If this election campaign has produced one message from voters it is that people want change – real and meaningful change. And many are looking beyond the tired ideas and failed policies of Fine Gael and Fianna Fáil. They’ve seen it all before and now they are actively looking for a viable alternative. Sinn Féin is that alternative.
Sinn Féin is offering a genuine vision for change; to fix the housing crisis, reduce the cost of childcare, and give workers and families a break. We are for a government that works for Irish unity and for the people.
Fianna Fáil and Fine Gael have had their chance. They have failed. In the last Dáil they smothered and suffocated any prospect of real change. Fianna Fails support for Fine Gael was a brake on that. Politics was more or less confined and reduced in that Do Nothing Dáil. But now the people will have their say on all that. Fine Gael and Fianna Fail are standing more candidates than us. We need to contest more constituencies with them. But that also will happen. It’s a long game but this cadre of republicans are long headed and in for the long run. It’s all about bringing about positive change. Planting seeds of resistance and republican values.

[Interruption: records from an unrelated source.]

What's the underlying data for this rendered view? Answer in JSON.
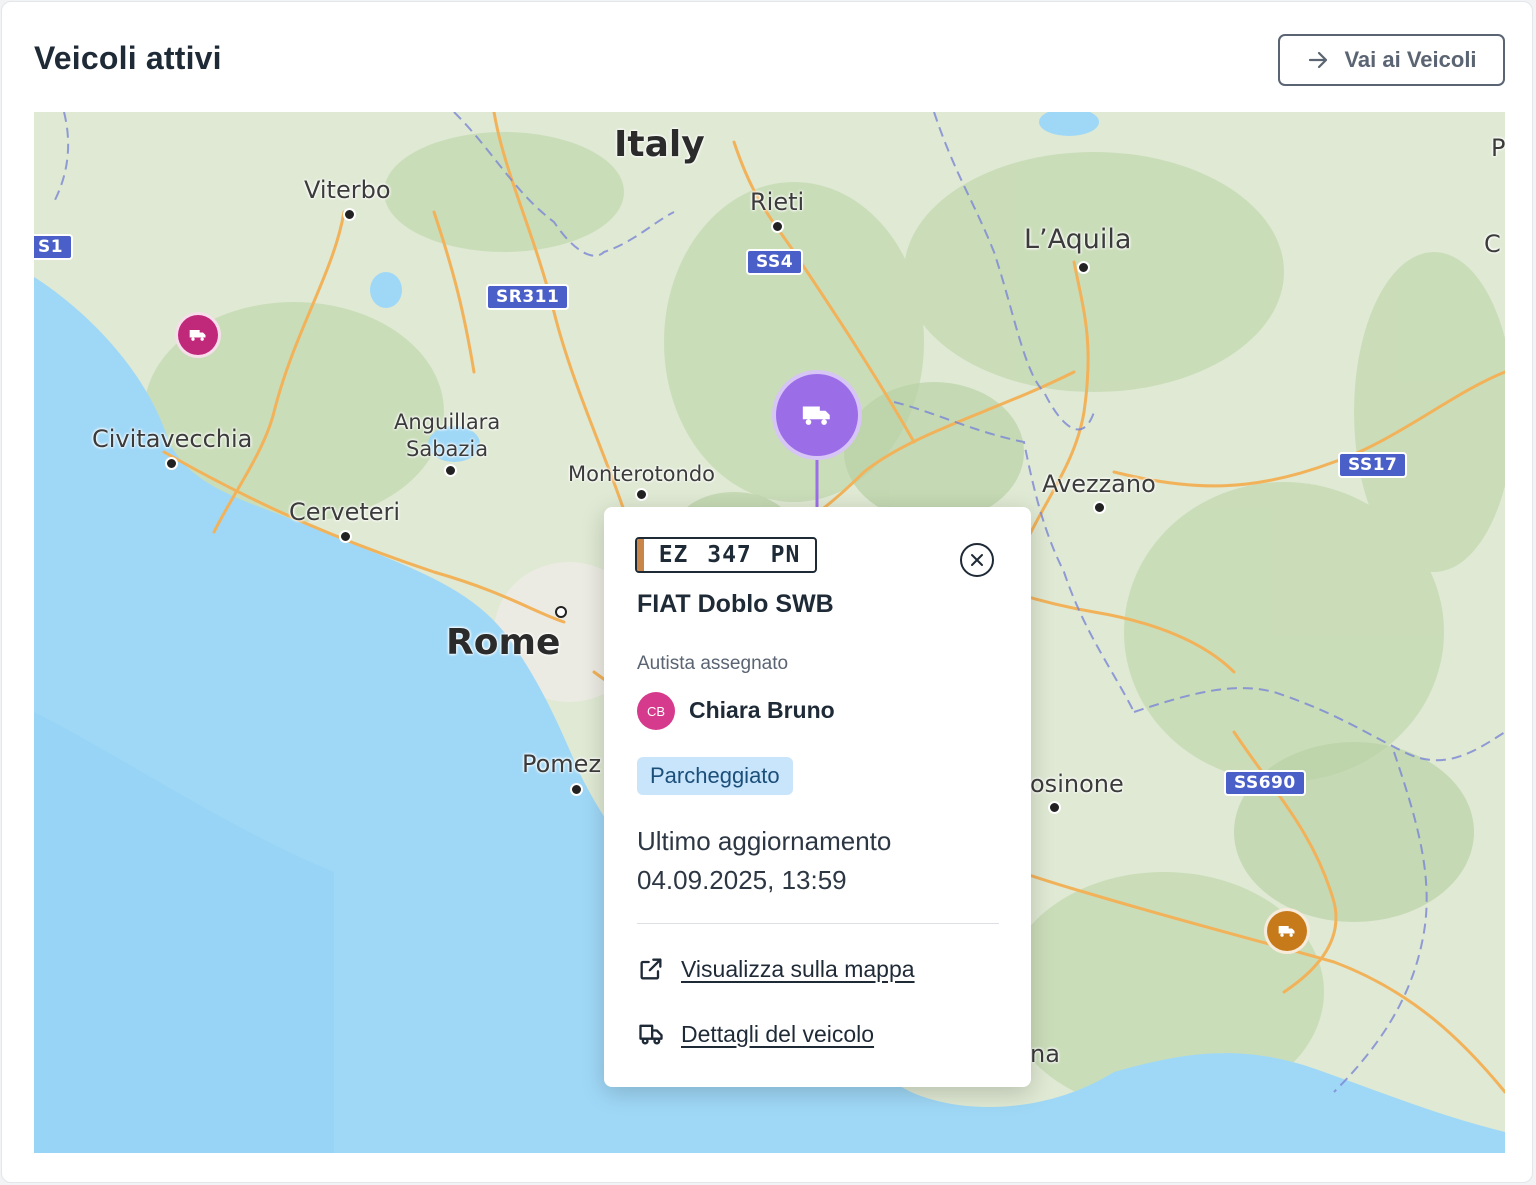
{
  "header": {
    "title": "Veicoli attivi",
    "go_button_label": "Vai ai Veicoli"
  },
  "map": {
    "labels": {
      "italy": "Italy",
      "viterbo": "Viterbo",
      "rieti": "Rieti",
      "laquila": "L’Aquila",
      "civitavecchia": "Civitavecchia",
      "anguillara": "Anguillara",
      "sabazia": "Sabazia",
      "monterotondo": "Monterotondo",
      "avezzano": "Avezzano",
      "cerveteri": "Cerveteri",
      "rome": "Rome",
      "pomezia": "Pomez",
      "frosinone": "osinone",
      "terracina": "na",
      "edge_p": "P",
      "edge_c": "C"
    },
    "road_shields": {
      "s1": "S1",
      "sr311": "SR311",
      "ss4": "SS4",
      "ss17": "SS17",
      "ss690": "SS690"
    },
    "colors": {
      "sea": "#9fd8f7",
      "land": "#dfe9d3",
      "road": "#f2b25a",
      "marker_selected": "#9b6ee8",
      "marker_magenta": "#c0287a",
      "marker_orange": "#c77a1a"
    }
  },
  "popup": {
    "plate": "EZ 347 PN",
    "vehicle_name": "FIAT Doblo SWB",
    "driver_label": "Autista assegnato",
    "driver_initials": "CB",
    "driver_name": "Chiara Bruno",
    "status": "Parcheggiato",
    "update_label": "Ultimo aggiornamento",
    "update_value": "04.09.2025, 13:59",
    "action_map": "Visualizza sulla mappa",
    "action_details": "Dettagli del veicolo",
    "icons": {
      "close": "close-circle-icon",
      "external": "external-link-icon",
      "truck": "truck-outline-icon"
    }
  }
}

This election could see the political landscape changing once again. It may not be as transforming as many of us want and as many citizens need, at this time. Fianna Fail could do better than the polls suggest. Some Fine Gael voters may swap to them to keep Sinn Fein out. And both Fine Gael and Fianna Fail are each standing more than double the number of Candidates that Sinn Fein is standing. Nonetheless change is coming. If you want that change, be the change you want.
Micheál Martin and Leo Varadkar do not represent change. Mary Lou and the leadership team and Sinn Féin do. So on Sunday as the votes are counted we will see if the southern electorate agree. Ádh mór to all Sinn Féin candidates and activists and their families. Àdh mór to our leadership. And a word of thanks in advance to all Sinn Féin voters.